Published online by Cambridge University Press: 20 December 2023
“The idea that a contemporary Nordic society is anything like socialism is absurd. Over the past 70 years what the experience of the Nordic nations actually suggests is that even the United States, with its already very impressive commitments to freedom, might actually be able to learn a few things from us about freedom and free-market capitalism.”
Anu Partanen (2018) – author of The Nordic Theory of Everything: In Search of a Better Life.Challenger ecosystem
In 2020 Finland is performing remarkably well in numerous global economic and social rankings and has been for some time. Two years earlier, the World Economic Forum's Global Competitiveness Report (World Economic Forum 2018) ranked Finland eleventh in competitiveness, and first for the soundness of its banks.
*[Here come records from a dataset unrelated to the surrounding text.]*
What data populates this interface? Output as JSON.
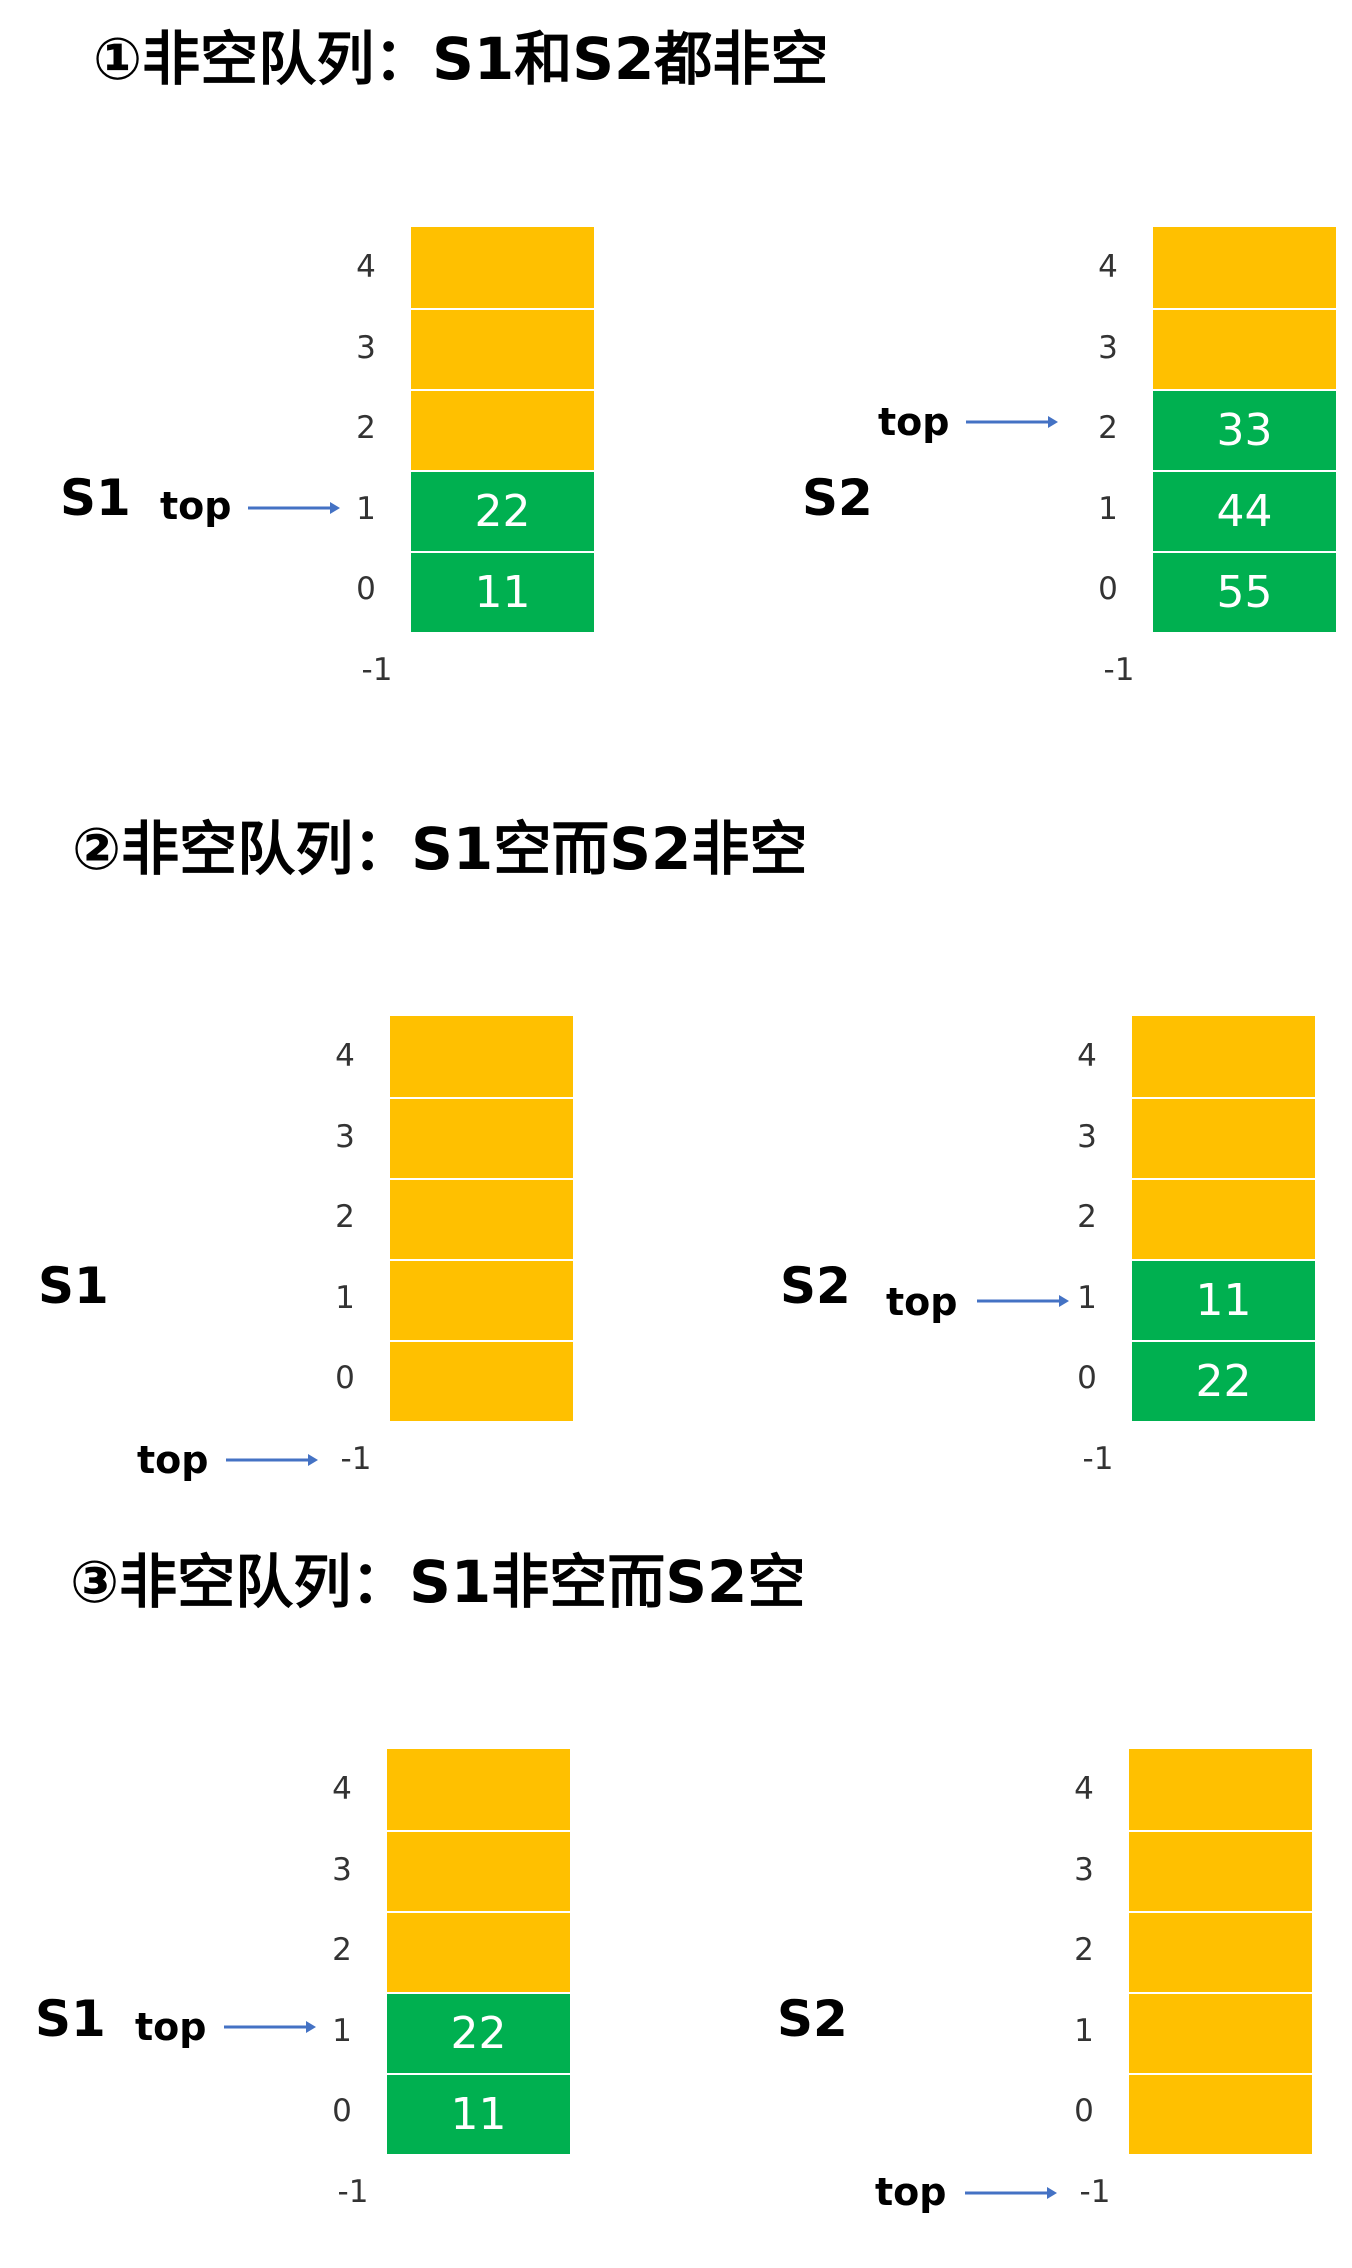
{
  "sections": [
    {
      "title": "①非空队列：S1和S2都非空",
      "stacks": [
        {
          "label": "S1",
          "top_label": "top",
          "top_index": 1,
          "indices": [
            "4",
            "3",
            "2",
            "1",
            "0",
            "-1"
          ],
          "cells": [
            {
              "value": "",
              "state": "empty"
            },
            {
              "value": "",
              "state": "empty"
            },
            {
              "value": "",
              "state": "empty"
            },
            {
              "value": "22",
              "state": "filled"
            },
            {
              "value": "11",
              "state": "filled"
            }
          ]
        },
        {
          "label": "S2",
          "top_label": "top",
          "top_index": 2,
          "indices": [
            "4",
            "3",
            "2",
            "1",
            "0",
            "-1"
          ],
          "cells": [
            {
              "value": "",
              "state": "empty"
            },
            {
              "value": "",
              "state": "empty"
            },
            {
              "value": "33",
              "state": "filled"
            },
            {
              "value": "44",
              "state": "filled"
            },
            {
              "value": "55",
              "state": "filled"
            }
          ]
        }
      ]
    },
    {
      "title": "②非空队列：S1空而S2非空",
      "stacks": [
        {
          "label": "S1",
          "top_label": "top",
          "top_index": -1,
          "indices": [
            "4",
            "3",
            "2",
            "1",
            "0",
            "-1"
          ],
          "cells": [
            {
              "value": "",
              "state": "empty"
            },
            {
              "value": "",
              "state": "empty"
            },
            {
              "value": "",
              "state": "empty"
            },
            {
              "value": "",
              "state": "empty"
            },
            {
              "value": "",
              "state": "empty"
            }
          ]
        },
        {
          "label": "S2",
          "top_label": "top",
          "top_index": 1,
          "indices": [
            "4",
            "3",
            "2",
            "1",
            "0",
            "-1"
          ],
          "cells": [
            {
              "value": "",
              "state": "empty"
            },
            {
              "value": "",
              "state": "empty"
            },
            {
              "value": "",
              "state": "empty"
            },
            {
              "value": "11",
              "state": "filled"
            },
            {
              "value": "22",
              "state": "filled"
            }
          ]
        }
      ]
    },
    {
      "title": "③非空队列：S1非空而S2空",
      "stacks": [
        {
          "label": "S1",
          "top_label": "top",
          "top_index": 1,
          "indices": [
            "4",
            "3",
            "2",
            "1",
            "0",
            "-1"
          ],
          "cells": [
            {
              "value": "",
              "state": "empty"
            },
            {
              "value": "",
              "state": "empty"
            },
            {
              "value": "",
              "state": "empty"
            },
            {
              "value": "22",
              "state": "filled"
            },
            {
              "value": "11",
              "state": "filled"
            }
          ]
        },
        {
          "label": "S2",
          "top_label": "top",
          "top_index": -1,
          "indices": [
            "4",
            "3",
            "2",
            "1",
            "0",
            "-1"
          ],
          "cells": [
            {
              "value": "",
              "state": "empty"
            },
            {
              "value": "",
              "state": "empty"
            },
            {
              "value": "",
              "state": "empty"
            },
            {
              "value": "",
              "state": "empty"
            },
            {
              "value": "",
              "state": "empty"
            }
          ]
        }
      ]
    }
  ],
  "colors": {
    "empty_cell": "#FFC000",
    "filled_cell": "#00B050",
    "arrow": "#4472C4",
    "cell_text": "#FFFFFF"
  }
}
In 2019 the World Economic Forum named Greater Helsinki as one of its 12 “Challenger Ecosystems”, cities close behind the top ten globally leading start-up hubs (Penzel 2019). Finland is also ranked as the most politically stable country in the world, with some of the highest levels of press freedom, and has been proclaimed the happiest place to live (see Parkkinen 2019). In many ways it has achieved what many idealists in the past dreamt of – the winning of freedoms – rather than merely a superficial commitment to the idea of freedom.
Statistics released shortly after the turn of the century led the United Nations to rank Finland as the thirteenth most developed country in the world in its Human Development Report of 2004, twelfth by 2009 and twelfth again by 2019. At the time, few people noticed how quickly it had risen up the ranks, not least because its Nordic neighbours, Norway and Sweden, overshadowed it in their even more rapid rise. However, what is remarkable about Finland is that it has achieved this without the oil advantages of Norway or the historic imperial advantages of Sweden.
Instead, Finland made use of what it had – forests. The forest industry provided material for exports that supported its economic growth throughout the twentieth century when demand was high (Poropudas 1996: 352). Instead of an important land-owning aristocracy or gentry Finland had a significant class of peasant proprietors, or talonpojat (Hakkinen & Forsberg 2015: 101).